D’après les Perspectives 2016, des réformes courageuses des politiques et des initiatives ambitieuses de planification seront nécessaires pour récolter les fruits de l’urbanisation. Il est par exemple essentiel d’adapter les stratégies urbaines nationales aux contextes spécifiques et à des réalités urbaines diverses. Il sera en outre impératif de mettre à profit les nouveaux instruments de financement. Les initiatives en cours visant à promouvoir des systèmes efficients de gouvernance à plusieurs niveaux, notamment la décentralisation, le renforcement des capacités et l’amélioration de la transparence, doivent être renforcées.

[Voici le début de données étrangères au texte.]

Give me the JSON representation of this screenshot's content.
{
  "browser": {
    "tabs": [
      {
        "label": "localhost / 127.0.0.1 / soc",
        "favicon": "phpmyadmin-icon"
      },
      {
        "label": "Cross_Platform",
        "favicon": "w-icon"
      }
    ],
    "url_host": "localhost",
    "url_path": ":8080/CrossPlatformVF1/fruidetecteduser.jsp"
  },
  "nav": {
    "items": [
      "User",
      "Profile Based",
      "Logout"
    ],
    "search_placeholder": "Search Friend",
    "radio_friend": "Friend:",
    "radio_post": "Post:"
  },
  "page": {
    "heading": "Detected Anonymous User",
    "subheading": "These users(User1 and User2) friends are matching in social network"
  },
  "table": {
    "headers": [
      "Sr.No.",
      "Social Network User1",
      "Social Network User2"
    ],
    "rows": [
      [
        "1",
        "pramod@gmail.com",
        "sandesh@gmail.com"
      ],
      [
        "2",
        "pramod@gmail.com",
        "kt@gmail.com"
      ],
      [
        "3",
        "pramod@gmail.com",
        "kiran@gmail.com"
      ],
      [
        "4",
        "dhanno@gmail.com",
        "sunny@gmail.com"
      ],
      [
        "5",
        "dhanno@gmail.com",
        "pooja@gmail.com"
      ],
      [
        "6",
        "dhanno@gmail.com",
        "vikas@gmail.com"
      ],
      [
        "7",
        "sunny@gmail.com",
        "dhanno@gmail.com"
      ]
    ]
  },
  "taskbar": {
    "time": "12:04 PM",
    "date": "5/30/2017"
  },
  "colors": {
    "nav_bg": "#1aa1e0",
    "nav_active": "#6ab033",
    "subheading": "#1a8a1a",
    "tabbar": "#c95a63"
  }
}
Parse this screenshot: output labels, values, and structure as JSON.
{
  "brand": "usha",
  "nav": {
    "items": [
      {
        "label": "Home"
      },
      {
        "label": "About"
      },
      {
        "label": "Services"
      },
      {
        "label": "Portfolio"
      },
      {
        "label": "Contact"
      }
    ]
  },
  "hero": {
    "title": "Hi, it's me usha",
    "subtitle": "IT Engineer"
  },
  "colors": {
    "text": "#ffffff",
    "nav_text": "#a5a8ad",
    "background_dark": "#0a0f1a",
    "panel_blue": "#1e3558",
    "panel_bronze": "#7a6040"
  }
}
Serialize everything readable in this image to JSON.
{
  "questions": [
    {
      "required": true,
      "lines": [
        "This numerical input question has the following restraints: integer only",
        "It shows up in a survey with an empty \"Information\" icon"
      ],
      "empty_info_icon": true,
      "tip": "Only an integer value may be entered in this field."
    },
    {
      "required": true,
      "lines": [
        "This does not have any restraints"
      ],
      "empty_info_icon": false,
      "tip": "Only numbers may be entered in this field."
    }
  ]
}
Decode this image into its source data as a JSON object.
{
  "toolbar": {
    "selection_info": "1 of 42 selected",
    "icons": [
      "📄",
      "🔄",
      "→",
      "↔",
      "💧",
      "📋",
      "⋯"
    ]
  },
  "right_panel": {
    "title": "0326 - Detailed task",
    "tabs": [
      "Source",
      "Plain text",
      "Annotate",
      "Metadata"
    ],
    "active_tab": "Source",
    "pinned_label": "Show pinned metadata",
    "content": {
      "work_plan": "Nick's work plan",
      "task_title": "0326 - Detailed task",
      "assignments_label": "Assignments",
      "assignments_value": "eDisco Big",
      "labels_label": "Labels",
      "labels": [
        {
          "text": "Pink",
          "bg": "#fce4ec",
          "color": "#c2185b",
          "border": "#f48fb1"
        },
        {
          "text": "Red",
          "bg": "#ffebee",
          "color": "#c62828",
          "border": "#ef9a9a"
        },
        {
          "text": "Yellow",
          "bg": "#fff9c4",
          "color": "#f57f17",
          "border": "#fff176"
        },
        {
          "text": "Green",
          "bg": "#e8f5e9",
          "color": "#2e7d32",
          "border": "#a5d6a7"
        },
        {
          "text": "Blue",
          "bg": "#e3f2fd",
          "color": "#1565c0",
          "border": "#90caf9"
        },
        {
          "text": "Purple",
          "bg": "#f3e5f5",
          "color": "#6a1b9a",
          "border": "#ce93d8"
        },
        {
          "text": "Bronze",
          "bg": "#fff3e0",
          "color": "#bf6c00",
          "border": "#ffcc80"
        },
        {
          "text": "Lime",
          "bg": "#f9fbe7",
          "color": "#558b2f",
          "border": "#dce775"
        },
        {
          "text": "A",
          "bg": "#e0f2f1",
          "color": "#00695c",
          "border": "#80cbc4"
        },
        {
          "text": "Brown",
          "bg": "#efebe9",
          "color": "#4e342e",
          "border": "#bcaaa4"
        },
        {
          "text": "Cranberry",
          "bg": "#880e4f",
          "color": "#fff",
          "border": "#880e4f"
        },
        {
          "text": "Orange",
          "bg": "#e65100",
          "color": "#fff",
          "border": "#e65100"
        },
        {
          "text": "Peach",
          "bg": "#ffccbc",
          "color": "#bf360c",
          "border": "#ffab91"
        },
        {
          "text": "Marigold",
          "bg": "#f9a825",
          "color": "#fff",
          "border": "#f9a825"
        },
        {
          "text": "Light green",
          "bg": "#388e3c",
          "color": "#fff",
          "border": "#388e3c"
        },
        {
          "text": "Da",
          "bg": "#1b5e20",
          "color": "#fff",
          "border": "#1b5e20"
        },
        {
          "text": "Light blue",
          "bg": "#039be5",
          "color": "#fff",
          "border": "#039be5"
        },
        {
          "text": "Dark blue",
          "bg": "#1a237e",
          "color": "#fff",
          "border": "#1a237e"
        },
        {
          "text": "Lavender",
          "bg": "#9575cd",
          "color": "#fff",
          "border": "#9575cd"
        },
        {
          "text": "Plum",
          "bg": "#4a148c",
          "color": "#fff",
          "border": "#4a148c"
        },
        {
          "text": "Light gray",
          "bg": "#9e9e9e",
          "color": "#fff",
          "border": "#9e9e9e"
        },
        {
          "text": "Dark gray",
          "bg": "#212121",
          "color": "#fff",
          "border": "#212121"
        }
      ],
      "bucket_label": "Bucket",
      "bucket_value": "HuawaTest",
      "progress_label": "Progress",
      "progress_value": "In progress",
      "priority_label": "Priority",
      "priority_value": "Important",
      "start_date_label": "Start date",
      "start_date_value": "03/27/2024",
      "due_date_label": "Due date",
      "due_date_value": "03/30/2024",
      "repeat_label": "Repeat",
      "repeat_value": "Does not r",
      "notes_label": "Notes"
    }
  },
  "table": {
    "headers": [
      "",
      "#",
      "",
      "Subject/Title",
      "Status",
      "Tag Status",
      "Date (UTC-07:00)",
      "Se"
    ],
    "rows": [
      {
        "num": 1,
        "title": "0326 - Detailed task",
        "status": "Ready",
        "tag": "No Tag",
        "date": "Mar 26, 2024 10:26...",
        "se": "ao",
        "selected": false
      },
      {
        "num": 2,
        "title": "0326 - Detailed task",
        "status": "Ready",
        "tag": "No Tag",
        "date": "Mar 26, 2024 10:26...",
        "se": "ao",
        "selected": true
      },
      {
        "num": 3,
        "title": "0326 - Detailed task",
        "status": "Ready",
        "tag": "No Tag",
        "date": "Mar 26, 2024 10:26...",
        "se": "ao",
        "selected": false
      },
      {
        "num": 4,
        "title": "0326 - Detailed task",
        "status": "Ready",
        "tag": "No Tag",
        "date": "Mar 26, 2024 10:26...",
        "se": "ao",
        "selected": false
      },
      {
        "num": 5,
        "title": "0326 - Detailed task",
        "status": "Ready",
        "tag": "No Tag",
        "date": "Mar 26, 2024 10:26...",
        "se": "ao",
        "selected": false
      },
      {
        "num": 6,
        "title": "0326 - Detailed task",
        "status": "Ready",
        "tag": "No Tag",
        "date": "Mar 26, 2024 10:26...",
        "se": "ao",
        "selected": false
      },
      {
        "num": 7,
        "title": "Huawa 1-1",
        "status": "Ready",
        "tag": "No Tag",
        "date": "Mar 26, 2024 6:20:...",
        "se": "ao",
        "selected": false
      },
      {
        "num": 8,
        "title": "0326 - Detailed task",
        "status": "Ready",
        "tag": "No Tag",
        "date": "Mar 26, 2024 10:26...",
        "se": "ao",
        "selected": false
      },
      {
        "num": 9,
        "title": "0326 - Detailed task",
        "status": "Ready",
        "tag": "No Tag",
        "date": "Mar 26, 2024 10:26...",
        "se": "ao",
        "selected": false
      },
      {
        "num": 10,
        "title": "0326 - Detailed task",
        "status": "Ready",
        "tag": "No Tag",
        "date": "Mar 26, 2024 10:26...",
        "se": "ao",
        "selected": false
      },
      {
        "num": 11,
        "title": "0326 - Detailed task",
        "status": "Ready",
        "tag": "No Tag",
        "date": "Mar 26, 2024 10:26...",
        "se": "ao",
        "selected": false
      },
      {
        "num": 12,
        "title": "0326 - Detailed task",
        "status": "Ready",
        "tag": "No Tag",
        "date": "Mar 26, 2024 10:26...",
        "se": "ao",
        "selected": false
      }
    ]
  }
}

« En 2016, la position commune récente de l’Afrique en matière de développement urbain et le Nouvel agenda urbain mondial qui sera examiné à Quito en octobre nous donnent l’occasion de commencer à traduire les politiques d’urbanisation ambitieuses en stratégies concrètes à l’appui de la transformation structurelle de l’Afrique », a déclaré le Directeur du Bureau régional Afrique du Programme des Nations Unies pour le développement (PNUD), M. Abdoulaye Mar Dieye. « Nous devons investir dans l’amélioration des débouchés économiques, en particulier de ceux des femmes, qui sont 92 % à travailler dans le secteur informel. Les villes ont un rôle de premier plan à jouer dans ce processus, mais elles ne pourront le remplir que si les gouvernements se décident à prendre des mesures courageuses ».